The role of oxidative stress in the pathophysiology of a variety of cancers including lung cancer was well documented [32]. Genetic polymorphisms of metabolic enzymes and oxidative stress markers in occupational exposure were reported [58]. However, the association between oxidative stress and genetic polymorphisms with respect to lung cancer was not documented. We previously demonstrated that 8-oxo-dG and malondialdehyde levels were increased and red cell superoxide dismutase and glutathione peroxidase activities were significantly decreased in lung cancer patients [32]. Hence, in this study, the genotypes of polymorphic markers were stratified with respect to oxidative markers to evaluate whether the inter-individual variation of oxidants and antioxidants could lead to disease susceptibility. To the best of our knowledge, this is the first study to assess the association of polymorphism of CYP1A1 and GST genes with respect to SOD, GPx, MDA and 8-oxo-dG levels in lung cancer patients from India. We found an association between GSTT1 null genotype and SOD activity, CYP1A1 m1, m2 and GSTT1 and GPx activity, MDA levels and CYP1A1 m1 & GSTM1, 8-oxo-dG and CYP1A1 m1 and GSTT1 gene polymorphisms. Although no information is available on the association of oxidants, antioxidants and gene polymorphisms, some information is available on the association of gene polymorphisms and urinay 8-oxo-dG levels. While some studies [5965] demonstrated the influence of gene polymorphisms on urinary 8-oxo-dG levels, some other studies did not show such an association [6668]. It is possible that deletion polymorphisms of GSTM1 and GSTT1 (null genotype) results in no functional enzymatic activity, thereby failing to detoxify several xenobiotics including tobacco smoke constituents and finally leading to increased generation of ROS and lowered GPx activity and \({\text{O}}_{2}^{ - }\) scavenging activity of SOD. Results of our study provide strong association between gene polymorphisms, oxidant and antioxidant status and the risk of developing NSCLC, which hitherto was not reported.

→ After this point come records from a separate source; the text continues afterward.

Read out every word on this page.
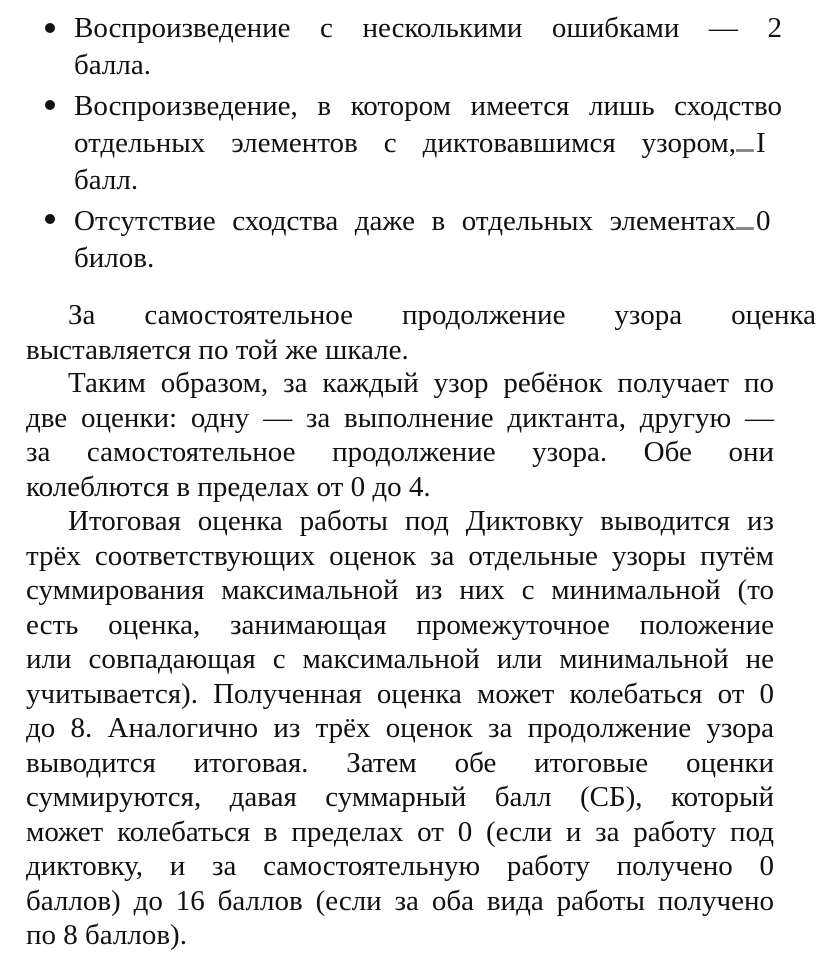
Воспроизведение с несколькими ошибками — 2
балла.
Воспроизведение, в котором имеется лишь сходство
отдельных элементов с диктовавшимся узором, I
балл.
Отсутствие сходства даже в отдельных элементах 0
билов.
За самостоятельное продолжение узора оценка
выставляется по той же шкале.
Таким образом, за каждый узор ребёнок получает по
две оценки: одну — за выполнение диктанта, другую —
за самостоятельное продолжение узора. Обе они
колеблются в пределах от 0 до 4.
Итоговая оценка работы под Диктовку выводится из
трёх соответствующих оценок за отдельные узоры путём
суммирования максимальной из них с минимальной (то
есть оценка, занимающая промежуточное положение
или совпадающая с максимальной или минимальной не
учитывается). Полученная оценка может колебаться от 0
до 8. Аналогично из трёх оценок за продолжение узора
выводится итоговая. Затем обе итоговые оценки
суммируются, давая суммарный балл (СБ), который
может колебаться в пределах от 0 (если и за работу под
диктовку, и за самостоятельную работу получено 0
баллов) до 16 баллов (если за оба вида работы получено
по 8 баллов).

The limitations of our study are that the healthy controls and NSCLC patients were in the ratio of 1:1, and some of the NSCLC patients had co-morbid conditions. Further studies with large sample size can provide concrete data on the combined effect of genetic polymorphisms and NSCLC. The effect of co-morbid conditions to the contribution of gene polymorphisms observed cannot be ruled out.

In conclusion, we report that in the population of Andhra Pradesh, the South Indian state, a higher risk of lung cancer was associated with combined gene polymorphisms of phase I and phase II enzymes, than with a single susceptible gene. Risk assessment of NSCLC can be related to gene polymorphisms and oxidant status. This finding may have an important implication for the prevention of smoking and occupational exposures in susceptible individuals.